Fregolo saisit une lance et tenta d’en piquer le mort mais n’y parvint pas. Le gisant se redressa. Il lâcha Joann qui resta immobile, figée pour l’éternité et se jeta sur Fregolo qui, un instant plus tard, se dessécha lui aussi. C’est alors qu’il me fit face. Je pris la lance de la main de Fregolo qui se déchira sous le choc et la plantai en plein cœur du mort. Elle le traversa de part en part et, par chance, arracha ce qui avait du être son cœur : Une sorte de boule blanchâtre racornie par les ans. Le cadavre s’écroula.

De la pièce à côté, un bruissement nous confirma ce que nous savions déjà : Les gardes arrivaient. Mala me prit la lance des mains, y enroula le manteau de Tanit et l’inonda de ce qui restait sans sa lampe. Une grande flamme se fit. Il avança résolument vers les gardiens que les flammes semblaient hypnotiser. Nous traversâmes leurs rangs sans recevoir un seul coup. Et bientôt, revenu à notre point de départ, je creusais, creusais comme un fou, subissant l’avalanche de sable, pour retrouver la sortie.

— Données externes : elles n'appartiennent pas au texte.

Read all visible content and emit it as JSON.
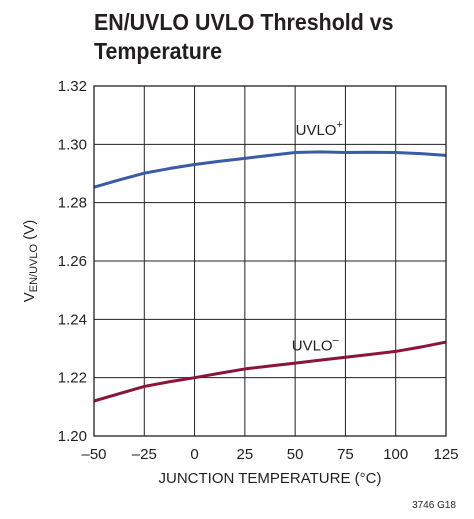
{
  "chart_data": {
    "type": "line",
    "title_lines": [
      "EN/UVLO UVLO Threshold vs",
      "Temperature"
    ],
    "ylabel": {
      "main": "V",
      "sub": "EN/UVLO",
      "suffix": " (V)"
    },
    "xlabel": "JUNCTION TEMPERATURE (°C)",
    "xlim": [
      -50,
      125
    ],
    "ylim": [
      1.2,
      1.32
    ],
    "x_ticks": [
      -50,
      -25,
      0,
      25,
      50,
      75,
      100,
      125
    ],
    "x_tick_labels": [
      "–50",
      "–25",
      "0",
      "25",
      "50",
      "75",
      "100",
      "125"
    ],
    "y_ticks": [
      1.2,
      1.22,
      1.24,
      1.26,
      1.28,
      1.3,
      1.32
    ],
    "y_tick_labels": [
      "1.20",
      "1.22",
      "1.24",
      "1.26",
      "1.28",
      "1.30",
      "1.32"
    ],
    "grid": true,
    "series": [
      {
        "name": "UVLO+",
        "label_main": "UVLO",
        "label_sup": "+",
        "color": "#3b5ba9",
        "x": [
          -50,
          -37.5,
          -25,
          -12.5,
          0,
          12.5,
          25,
          37.5,
          50,
          62.5,
          75,
          87.5,
          100,
          112.5,
          125
        ],
        "y": [
          1.2853,
          1.2878,
          1.2901,
          1.2917,
          1.2931,
          1.2942,
          1.2952,
          1.2962,
          1.2972,
          1.2974,
          1.2972,
          1.2973,
          1.2972,
          1.2968,
          1.2962
        ]
      },
      {
        "name": "UVLO–",
        "label_main": "UVLO",
        "label_sup": "–",
        "color": "#8a1538",
        "x": [
          -50,
          -37.5,
          -25,
          -12.5,
          0,
          12.5,
          25,
          37.5,
          50,
          62.5,
          75,
          87.5,
          100,
          112.5,
          125
        ],
        "y": [
          1.212,
          1.2145,
          1.217,
          1.2186,
          1.22,
          1.2215,
          1.223,
          1.224,
          1.225,
          1.226,
          1.227,
          1.228,
          1.229,
          1.2305,
          1.2322
        ]
      }
    ]
  },
  "footnote": "3746 G18"
}
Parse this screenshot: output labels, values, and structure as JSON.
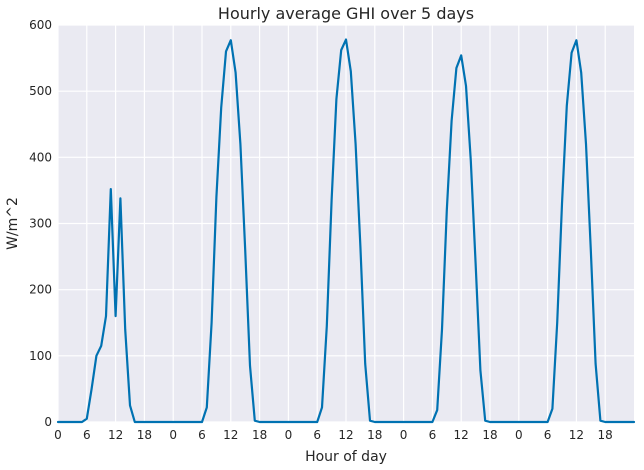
{
  "chart_data": {
    "type": "line",
    "title": "Hourly average GHI over 5 days",
    "xlabel": "Hour of day",
    "ylabel": "W/m^2",
    "xlim": [
      0,
      120
    ],
    "ylim": [
      0,
      600
    ],
    "grid": true,
    "x_ticks": [
      0,
      6,
      12,
      18,
      24,
      30,
      36,
      42,
      48,
      54,
      60,
      66,
      72,
      78,
      84,
      90,
      96,
      102,
      108,
      114
    ],
    "x_tick_labels": [
      "0",
      "6",
      "12",
      "18",
      "0",
      "6",
      "12",
      "18",
      "0",
      "6",
      "12",
      "18",
      "0",
      "6",
      "12",
      "18",
      "0",
      "6",
      "12",
      "18"
    ],
    "y_ticks": [
      0,
      100,
      200,
      300,
      400,
      500,
      600
    ],
    "y_tick_labels": [
      "0",
      "100",
      "200",
      "300",
      "400",
      "500",
      "600"
    ],
    "colors": {
      "series": "#0072b2",
      "plot_background": "#eaeaf2",
      "grid": "#ffffff"
    },
    "series": [
      {
        "values": [
          [
            0,
            0
          ],
          [
            1,
            0
          ],
          [
            2,
            0
          ],
          [
            3,
            0
          ],
          [
            4,
            0
          ],
          [
            5,
            0
          ],
          [
            6,
            5
          ],
          [
            7,
            50
          ],
          [
            8,
            100
          ],
          [
            9,
            115
          ],
          [
            10,
            160
          ],
          [
            11,
            352
          ],
          [
            12,
            160
          ],
          [
            13,
            338
          ],
          [
            14,
            140
          ],
          [
            15,
            25
          ],
          [
            16,
            0
          ],
          [
            17,
            0
          ],
          [
            18,
            0
          ],
          [
            19,
            0
          ],
          [
            20,
            0
          ],
          [
            21,
            0
          ],
          [
            22,
            0
          ],
          [
            23,
            0
          ],
          [
            24,
            0
          ],
          [
            25,
            0
          ],
          [
            26,
            0
          ],
          [
            27,
            0
          ],
          [
            28,
            0
          ],
          [
            29,
            0
          ],
          [
            30,
            0
          ],
          [
            31,
            22
          ],
          [
            32,
            150
          ],
          [
            33,
            340
          ],
          [
            34,
            475
          ],
          [
            35,
            560
          ],
          [
            36,
            577
          ],
          [
            37,
            528
          ],
          [
            38,
            420
          ],
          [
            39,
            260
          ],
          [
            40,
            85
          ],
          [
            41,
            2
          ],
          [
            42,
            0
          ],
          [
            43,
            0
          ],
          [
            44,
            0
          ],
          [
            45,
            0
          ],
          [
            46,
            0
          ],
          [
            47,
            0
          ],
          [
            48,
            0
          ],
          [
            49,
            0
          ],
          [
            50,
            0
          ],
          [
            51,
            0
          ],
          [
            52,
            0
          ],
          [
            53,
            0
          ],
          [
            54,
            0
          ],
          [
            55,
            22
          ],
          [
            56,
            145
          ],
          [
            57,
            335
          ],
          [
            58,
            488
          ],
          [
            59,
            562
          ],
          [
            60,
            578
          ],
          [
            61,
            530
          ],
          [
            62,
            420
          ],
          [
            63,
            265
          ],
          [
            64,
            88
          ],
          [
            65,
            2
          ],
          [
            66,
            0
          ],
          [
            67,
            0
          ],
          [
            68,
            0
          ],
          [
            69,
            0
          ],
          [
            70,
            0
          ],
          [
            71,
            0
          ],
          [
            72,
            0
          ],
          [
            73,
            0
          ],
          [
            74,
            0
          ],
          [
            75,
            0
          ],
          [
            76,
            0
          ],
          [
            77,
            0
          ],
          [
            78,
            0
          ],
          [
            79,
            18
          ],
          [
            80,
            140
          ],
          [
            81,
            320
          ],
          [
            82,
            455
          ],
          [
            83,
            535
          ],
          [
            84,
            554
          ],
          [
            85,
            508
          ],
          [
            86,
            395
          ],
          [
            87,
            240
          ],
          [
            88,
            78
          ],
          [
            89,
            2
          ],
          [
            90,
            0
          ],
          [
            91,
            0
          ],
          [
            92,
            0
          ],
          [
            93,
            0
          ],
          [
            94,
            0
          ],
          [
            95,
            0
          ],
          [
            96,
            0
          ],
          [
            97,
            0
          ],
          [
            98,
            0
          ],
          [
            99,
            0
          ],
          [
            100,
            0
          ],
          [
            101,
            0
          ],
          [
            102,
            0
          ],
          [
            103,
            20
          ],
          [
            104,
            150
          ],
          [
            105,
            330
          ],
          [
            106,
            478
          ],
          [
            107,
            558
          ],
          [
            108,
            577
          ],
          [
            109,
            528
          ],
          [
            110,
            420
          ],
          [
            111,
            260
          ],
          [
            112,
            88
          ],
          [
            113,
            2
          ],
          [
            114,
            0
          ],
          [
            115,
            0
          ],
          [
            116,
            0
          ],
          [
            117,
            0
          ],
          [
            118,
            0
          ],
          [
            119,
            0
          ],
          [
            120,
            0
          ]
        ]
      }
    ]
  }
}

Les flammes se réduisirent et finirent par s’éteindre. La lumière apparut. Je me faufilais vers le haut, nageant dans le sable, Mala à ma suite. Lorsque je m’extirpais, je me retournais pour lui saisir la main et le tirer à moi mais une force colossale m’entraîna vers le bas et nos mains se lâchèrent. Le sable reboucha le trou.

Je ne survécu que par la grâce d’une tribu nomade qui me trouva quelques plus tard, au seuil de la mort.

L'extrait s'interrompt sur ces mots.